#notas
Os nomes são como conchas (vasos) pra instantes de um fluxo. O primeiro gesto de nomear substitui um efeito vivo (o manifesto) por uma síntese: o nome. Como uma fotografia reinventa o instante que captura e delimita interpretações possíveis a esse instante, assim é também o gesto de nomear. Reinventa o que observa ao mesmo tempo que captura o observado. Nomear é absorver uma forma dentro da necessidade de nutrir-se com ela. Como se come uma fruta e ela se torna parte de quem a come. Ou: quando se diz cachoeira, ao mesmo tempo que se indica um instante específico de fluxo da água, são eliminadas nuances dentro desse instante (a cachoeira), porque um nome é grávido de uma quantidade limitada de narrativas (ainda que incontáveis).
O poético recombina representações de instantes de um fluxo (nomes) na tentativa de recuperar a integridade do fluxo (o efeito vivo, o manifesto sem mediações: o imediato). Isso que está aquém ou além das mediações é impensável (“não tem atributos”), é inimaginável (“não tem imagem”), é incorpóreo/impalpável (“não tem corpo”). É esse imanifesto, indizível, que aparece como tensão no nomeado e em torno dele, isso que está aquém e além das representações, aquém e além da linguagem, aquém e além, portanto, da invenção do mundo, aquém e além da consciência que interpreta e funda o mundo em cada civilização.
O poético sabe que sua pretensão de ser a linguagem-transparência, a que só devolve ao mediado o imediato, sabe que esse desejo contém em si o próprio falimento. É todo lucidez diante do caráter representativo (portanto, inventivo e limitador) da linguagem. Mas esse desejo que inaugura o poético o assemelha ao místico, e nesse desejo o poético e o místico se confundem.
A linguagem mística confronta o pensamento religioso (no interior do religioso) como a linguagem poética confronta a linguagem oficial (no interior da linguagem oficial).
No pensamento religioso, a ordem (a lei) é uma resposta direta ao desconhecido, a toda graça e horror que podem vir dos instantes de fluxo ainda não confinados e controlados através de nomes. No pensamento cotidiano (linguagem oficial), um aparato sofisticado de mediações é trocado por uma ilusão de realidade imediata.
O místico deseja o princípio anterior às formas, o que está na fonte das metamorfoses e de cada forma particular. O místico recebe o imediato através de cada figuração/emanação.
Se o efeito vivo é irrecuperável por aquilo que o nomeia (o que diremos de sua causa?), se o que temos não é jamais o imediato, mas aparatos de linguagem que representam partes, fragmentos de seu fluxo, escolho dois aparatos avessos ao que é instituído como melhor representação do mundo/do real. Escolho investigar o subversivo: o poético, o místico, a linha em que essas duas linguagens se cruzam, a revolução invisível, lentíssima e radical contida nelas.

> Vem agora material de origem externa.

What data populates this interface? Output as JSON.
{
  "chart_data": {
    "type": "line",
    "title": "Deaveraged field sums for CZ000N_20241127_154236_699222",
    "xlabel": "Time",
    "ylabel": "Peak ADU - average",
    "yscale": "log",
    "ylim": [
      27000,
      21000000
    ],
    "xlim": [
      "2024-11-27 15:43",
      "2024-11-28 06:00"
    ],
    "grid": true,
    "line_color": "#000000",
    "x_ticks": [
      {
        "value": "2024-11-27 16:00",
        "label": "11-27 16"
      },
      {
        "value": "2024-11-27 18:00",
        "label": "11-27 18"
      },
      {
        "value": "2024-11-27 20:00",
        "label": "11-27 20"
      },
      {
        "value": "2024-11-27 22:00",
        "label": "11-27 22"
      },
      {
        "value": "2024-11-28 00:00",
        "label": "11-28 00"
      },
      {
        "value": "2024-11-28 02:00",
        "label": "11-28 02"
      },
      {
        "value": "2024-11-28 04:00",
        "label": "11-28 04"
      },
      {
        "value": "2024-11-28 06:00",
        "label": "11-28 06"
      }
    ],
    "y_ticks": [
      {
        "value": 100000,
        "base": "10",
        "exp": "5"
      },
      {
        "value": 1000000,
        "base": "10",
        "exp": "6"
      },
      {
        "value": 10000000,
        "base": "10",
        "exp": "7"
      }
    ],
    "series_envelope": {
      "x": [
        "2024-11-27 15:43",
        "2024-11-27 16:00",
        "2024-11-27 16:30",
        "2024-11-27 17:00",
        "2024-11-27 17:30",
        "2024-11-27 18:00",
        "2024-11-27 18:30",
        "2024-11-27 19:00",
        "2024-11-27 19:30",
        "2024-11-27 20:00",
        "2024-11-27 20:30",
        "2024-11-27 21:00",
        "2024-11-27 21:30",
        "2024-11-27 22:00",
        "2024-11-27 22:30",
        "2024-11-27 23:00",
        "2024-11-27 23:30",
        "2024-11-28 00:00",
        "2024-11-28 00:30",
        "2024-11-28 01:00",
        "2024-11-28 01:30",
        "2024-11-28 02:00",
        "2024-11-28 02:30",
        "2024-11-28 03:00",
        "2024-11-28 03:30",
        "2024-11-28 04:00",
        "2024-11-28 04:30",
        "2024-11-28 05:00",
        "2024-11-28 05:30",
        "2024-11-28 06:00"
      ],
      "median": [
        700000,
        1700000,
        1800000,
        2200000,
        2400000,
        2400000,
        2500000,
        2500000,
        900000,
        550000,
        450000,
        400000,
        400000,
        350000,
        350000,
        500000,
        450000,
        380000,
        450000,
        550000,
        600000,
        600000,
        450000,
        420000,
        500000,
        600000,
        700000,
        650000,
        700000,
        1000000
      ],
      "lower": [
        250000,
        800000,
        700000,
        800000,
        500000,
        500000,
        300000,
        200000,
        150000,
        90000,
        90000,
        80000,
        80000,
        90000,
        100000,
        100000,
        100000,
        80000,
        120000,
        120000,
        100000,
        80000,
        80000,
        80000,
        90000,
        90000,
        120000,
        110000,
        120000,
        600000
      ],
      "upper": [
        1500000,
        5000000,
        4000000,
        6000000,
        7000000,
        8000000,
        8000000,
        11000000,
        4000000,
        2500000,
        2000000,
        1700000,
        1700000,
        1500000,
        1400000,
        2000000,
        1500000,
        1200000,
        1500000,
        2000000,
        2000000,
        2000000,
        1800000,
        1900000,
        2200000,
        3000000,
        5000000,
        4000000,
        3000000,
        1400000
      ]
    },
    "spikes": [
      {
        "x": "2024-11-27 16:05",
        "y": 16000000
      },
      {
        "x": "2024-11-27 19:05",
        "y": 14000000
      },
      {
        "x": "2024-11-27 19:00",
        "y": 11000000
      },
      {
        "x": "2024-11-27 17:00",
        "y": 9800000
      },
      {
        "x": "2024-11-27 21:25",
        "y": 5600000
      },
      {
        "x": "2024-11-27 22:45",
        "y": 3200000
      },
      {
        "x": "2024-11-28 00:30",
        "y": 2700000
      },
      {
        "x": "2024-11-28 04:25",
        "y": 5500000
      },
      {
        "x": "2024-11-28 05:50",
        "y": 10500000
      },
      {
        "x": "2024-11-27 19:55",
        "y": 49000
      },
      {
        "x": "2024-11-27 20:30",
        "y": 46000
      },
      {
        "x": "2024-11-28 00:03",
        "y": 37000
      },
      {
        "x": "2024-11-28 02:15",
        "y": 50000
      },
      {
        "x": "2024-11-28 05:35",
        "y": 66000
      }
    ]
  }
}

Começo pelo estudo de parte da Cabala. Ain Soph & a Árvore da Vida.
Ao princípio de onde emana o manifesto a Cabala chama de Ain Soph (do hebraico, Ilimitado). Ain Soph não tem atributos (é impensável), não tem imagem (é inimaginável) nem corpo (é impalpável). Ain Soph é comparado às águas, substância sem forma e sem limites, porém concebíveis e nomeadas pelas formas que assume ao se espalhar na terra, representadas pelos dez sefirot. Na metáfora das águas, os sefirot correspondem a fonte, rio, bacia (dentro da qual fluem as águas), mar (de onde as águas correm em sete canais). Investigamos a natureza de Ain Soph por suas dez emanações, a Árvore da Vida.